第75話《導かれし残響(ライナ覚醒)》 ──迷いに走る雷、祈りに届く刃。
人は、迷う。
だからこそ、祈る。
迷いがなければ、祈りは生まれない。
祈りがあるから、人は誰かを想える。
それをまだ知らなかった少女が、
自らの雷を見つめ始める──
──アマリカム・北東の神殿跡。
セオリの調整していた祈器の端末が、微かな雷鳴を拾った。
「……また、鳴った」
「これは……神殿の“残響”だね」
かつて通過したはずの「雷の神殿」。
しかしそこには、まだ“応えられなかった祈り”が残っていた。
「ライナ、君にしか聞こえない音があるはずだ」
イサナが静かに語りかける。
その言葉に、ライナは眉をひそめる。
「……あたし、そーいうの苦手なんだけど」
ライナは誰よりも早く動く。
考えるより先に身体が反応する──
それが、これまでの“自分の生き方”だった。
「任せるとか、信じるとかさ。
自分でなんとかするほうが、早いって思っちゃうんだよね」
それが間違いとは思っていなかった。
でも、心のどこかで──
“誰かのために祈ったことはあるのか?”という問いが残っていた。
祈器の欠片が震え、空気が光に満ちる。
雷の神殿の“残響”が、彼女の心に問いかける。
(──あのとき、お前は誰のために走った?
あの一閃は、何を守るためだった?)
映し出されたのは、幼い頃の記憶。
燃え落ちる村。
必死に走る自分。
抱きかかえた誰かの手。
「やめてよ……そーいうの思い出させんなって……!」
だが、その記憶の中の“自分”が叫んでいた。
「どうか──間に合え!!」
雷鳴が落ちる。
その瞬間、ライナの胸に“祈り”が宿る。
(あれは……祈りだったんだ。
あたし、自分でも知らないうちに……)
イサナがそっと手を添える。
「君の祈りは、“速さ”じゃない。
“誰かの願いを、自分の命より先に届けること”だよ」
光の中に、一本の刃が浮かぶ。
──祈器。
一瞬の閃きで真実を切り裂く、雷の祈り。
ライナがその刃に触れた瞬間、
神殿の残響が音もなく霧散した。
「……よくわかんないけど、これが“あたしの祈り”なんだな」
イサナは微笑む。
「うん。

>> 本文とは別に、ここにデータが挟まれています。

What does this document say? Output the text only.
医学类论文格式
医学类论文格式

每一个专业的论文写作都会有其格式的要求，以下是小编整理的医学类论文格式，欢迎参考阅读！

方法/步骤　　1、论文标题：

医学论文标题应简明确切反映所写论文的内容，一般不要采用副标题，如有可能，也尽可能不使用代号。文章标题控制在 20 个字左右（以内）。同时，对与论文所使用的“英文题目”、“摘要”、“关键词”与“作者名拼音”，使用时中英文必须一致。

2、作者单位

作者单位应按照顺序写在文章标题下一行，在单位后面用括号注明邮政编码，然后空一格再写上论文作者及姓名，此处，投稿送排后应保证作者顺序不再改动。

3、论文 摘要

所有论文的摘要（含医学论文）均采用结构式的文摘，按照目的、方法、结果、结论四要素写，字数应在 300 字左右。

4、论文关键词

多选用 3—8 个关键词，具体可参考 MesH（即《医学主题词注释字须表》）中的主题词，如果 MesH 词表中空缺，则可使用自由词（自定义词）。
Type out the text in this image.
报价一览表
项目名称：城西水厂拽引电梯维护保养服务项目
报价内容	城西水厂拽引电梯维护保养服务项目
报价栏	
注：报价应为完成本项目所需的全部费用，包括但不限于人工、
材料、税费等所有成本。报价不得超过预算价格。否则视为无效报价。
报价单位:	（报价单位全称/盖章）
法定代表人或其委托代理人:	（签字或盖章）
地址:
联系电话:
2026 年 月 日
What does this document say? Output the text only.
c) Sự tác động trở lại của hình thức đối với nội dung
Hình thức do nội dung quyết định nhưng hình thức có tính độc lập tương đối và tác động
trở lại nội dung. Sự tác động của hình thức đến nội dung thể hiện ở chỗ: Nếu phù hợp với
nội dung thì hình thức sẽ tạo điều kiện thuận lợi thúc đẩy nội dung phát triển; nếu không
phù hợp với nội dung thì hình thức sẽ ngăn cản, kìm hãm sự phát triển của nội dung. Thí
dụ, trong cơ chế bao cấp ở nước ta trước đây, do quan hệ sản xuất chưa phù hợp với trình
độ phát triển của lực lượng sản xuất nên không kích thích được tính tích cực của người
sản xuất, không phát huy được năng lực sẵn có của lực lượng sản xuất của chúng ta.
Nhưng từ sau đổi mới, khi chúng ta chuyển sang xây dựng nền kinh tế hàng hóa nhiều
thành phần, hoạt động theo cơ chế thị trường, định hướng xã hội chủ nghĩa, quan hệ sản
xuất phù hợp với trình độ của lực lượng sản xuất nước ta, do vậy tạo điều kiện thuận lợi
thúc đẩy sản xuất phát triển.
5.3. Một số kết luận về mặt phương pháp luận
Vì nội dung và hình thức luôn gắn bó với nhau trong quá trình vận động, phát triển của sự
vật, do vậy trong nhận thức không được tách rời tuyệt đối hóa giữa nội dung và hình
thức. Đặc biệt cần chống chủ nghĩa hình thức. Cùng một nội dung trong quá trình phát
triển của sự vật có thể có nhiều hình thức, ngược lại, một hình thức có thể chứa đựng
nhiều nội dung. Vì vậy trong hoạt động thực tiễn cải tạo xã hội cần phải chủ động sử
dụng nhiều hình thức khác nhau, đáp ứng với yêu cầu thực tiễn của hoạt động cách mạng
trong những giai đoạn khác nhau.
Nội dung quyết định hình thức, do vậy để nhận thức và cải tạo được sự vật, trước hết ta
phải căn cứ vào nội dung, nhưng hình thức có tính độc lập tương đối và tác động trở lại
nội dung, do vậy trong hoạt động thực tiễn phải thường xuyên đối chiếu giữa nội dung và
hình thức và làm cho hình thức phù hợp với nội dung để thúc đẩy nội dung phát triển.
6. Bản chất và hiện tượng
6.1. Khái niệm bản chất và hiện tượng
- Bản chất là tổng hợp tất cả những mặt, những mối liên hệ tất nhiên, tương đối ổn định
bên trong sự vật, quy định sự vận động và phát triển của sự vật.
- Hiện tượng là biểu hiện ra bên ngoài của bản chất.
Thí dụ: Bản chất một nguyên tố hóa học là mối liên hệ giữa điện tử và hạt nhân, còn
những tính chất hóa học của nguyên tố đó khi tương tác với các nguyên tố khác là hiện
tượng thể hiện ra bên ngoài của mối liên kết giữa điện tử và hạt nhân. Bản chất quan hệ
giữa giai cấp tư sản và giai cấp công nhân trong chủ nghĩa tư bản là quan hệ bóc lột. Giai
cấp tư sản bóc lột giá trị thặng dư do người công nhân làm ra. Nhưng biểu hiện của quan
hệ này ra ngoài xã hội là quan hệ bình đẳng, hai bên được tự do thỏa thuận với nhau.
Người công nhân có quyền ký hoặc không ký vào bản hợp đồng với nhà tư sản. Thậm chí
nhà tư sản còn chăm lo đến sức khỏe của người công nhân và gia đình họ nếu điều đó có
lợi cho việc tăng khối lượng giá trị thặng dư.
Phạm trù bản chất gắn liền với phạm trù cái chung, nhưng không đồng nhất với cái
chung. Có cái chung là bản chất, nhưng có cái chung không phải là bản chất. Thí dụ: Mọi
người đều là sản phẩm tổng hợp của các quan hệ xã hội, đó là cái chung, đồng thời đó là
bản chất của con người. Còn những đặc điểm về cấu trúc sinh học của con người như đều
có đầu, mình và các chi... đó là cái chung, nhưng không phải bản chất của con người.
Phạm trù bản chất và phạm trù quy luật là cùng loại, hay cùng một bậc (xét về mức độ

君の祈りは、確かに届いたよ」
雷の巫女・ライナ、覚醒。
神殿の“残響”が教えてくれたのは、
祈りは言葉だけじゃない、ということ。
誰かのために走った記憶。
守りたかったものに届かなかった過去。
それらすべてが、祈りの核になっていた。
そしてライナは、
“雷の祈り”を自覚し、祈器を手に入れた。
残るは──黒き五芒星のひとり。
ティアナが、ついにイサナの元へ戻ってくる。